Matrix Inductor With DC-Bias Effect Reduction Capability for GaN-Based DC-DC Boost Converter

Abstract

In this brief, a 400-W Gallium Nitride device based DC-DC boost converter with a four phase matrix inductor is proposed. It is well-known that there is a significant influence of the DC bias on inductor core losses and the simplest solution is to employ multiphase structures. However, the size of the converter will also increase as the number of phases increases. Therefore, in order to achieve both high efficiency and high power density, a matrix inductor is proposed for four phases boost converter. The proposed matrix inductor retains the flux sharing advantages of conventional inductors with E-cores and thus greatly increases the power density and utilization rate, by integrating the inductors through flux cancellation.
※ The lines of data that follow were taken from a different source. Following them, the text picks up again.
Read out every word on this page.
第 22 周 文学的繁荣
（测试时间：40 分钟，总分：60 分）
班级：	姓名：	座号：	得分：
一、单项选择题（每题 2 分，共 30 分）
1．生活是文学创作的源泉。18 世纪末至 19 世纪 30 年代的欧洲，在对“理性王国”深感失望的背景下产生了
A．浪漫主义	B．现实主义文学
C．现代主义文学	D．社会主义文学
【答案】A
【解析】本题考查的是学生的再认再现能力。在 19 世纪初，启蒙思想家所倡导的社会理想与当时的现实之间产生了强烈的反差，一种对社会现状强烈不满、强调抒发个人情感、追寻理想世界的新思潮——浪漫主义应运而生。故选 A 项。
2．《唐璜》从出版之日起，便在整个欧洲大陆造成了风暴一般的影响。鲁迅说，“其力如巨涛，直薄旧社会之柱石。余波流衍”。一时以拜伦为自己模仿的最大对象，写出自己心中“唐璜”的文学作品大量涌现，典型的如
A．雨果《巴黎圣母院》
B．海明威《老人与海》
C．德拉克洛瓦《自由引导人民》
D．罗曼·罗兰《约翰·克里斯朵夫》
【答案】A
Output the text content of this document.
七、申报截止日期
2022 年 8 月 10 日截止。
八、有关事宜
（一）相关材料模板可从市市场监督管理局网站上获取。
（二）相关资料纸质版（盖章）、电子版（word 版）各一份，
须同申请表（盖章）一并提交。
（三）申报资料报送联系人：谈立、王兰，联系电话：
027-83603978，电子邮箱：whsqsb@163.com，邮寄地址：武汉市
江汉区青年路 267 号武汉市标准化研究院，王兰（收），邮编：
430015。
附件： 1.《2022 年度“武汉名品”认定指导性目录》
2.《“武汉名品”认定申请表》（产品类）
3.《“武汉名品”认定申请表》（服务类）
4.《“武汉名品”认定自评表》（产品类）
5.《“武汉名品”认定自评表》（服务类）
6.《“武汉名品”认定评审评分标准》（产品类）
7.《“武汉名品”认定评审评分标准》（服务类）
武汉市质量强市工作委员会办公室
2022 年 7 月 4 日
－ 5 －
Therefore, both the size and the core loss are reduced when compared with four conventional inductors. Moreover, since the four phases are operated in parallel, the phase error, which is a critical problem in the interleaved structure, may not affect the proposed converter, removing the current balance issue. Critical operation mode is utilized to achieve zero-voltage switching (ZVS) for all switches. Finally, the proposed four phase DC-DC boost converter and matrix inductor is built and tested to verify its feasibility. The peak and CEC efficiency is tested to be 99.3% and 99.1%, respectively.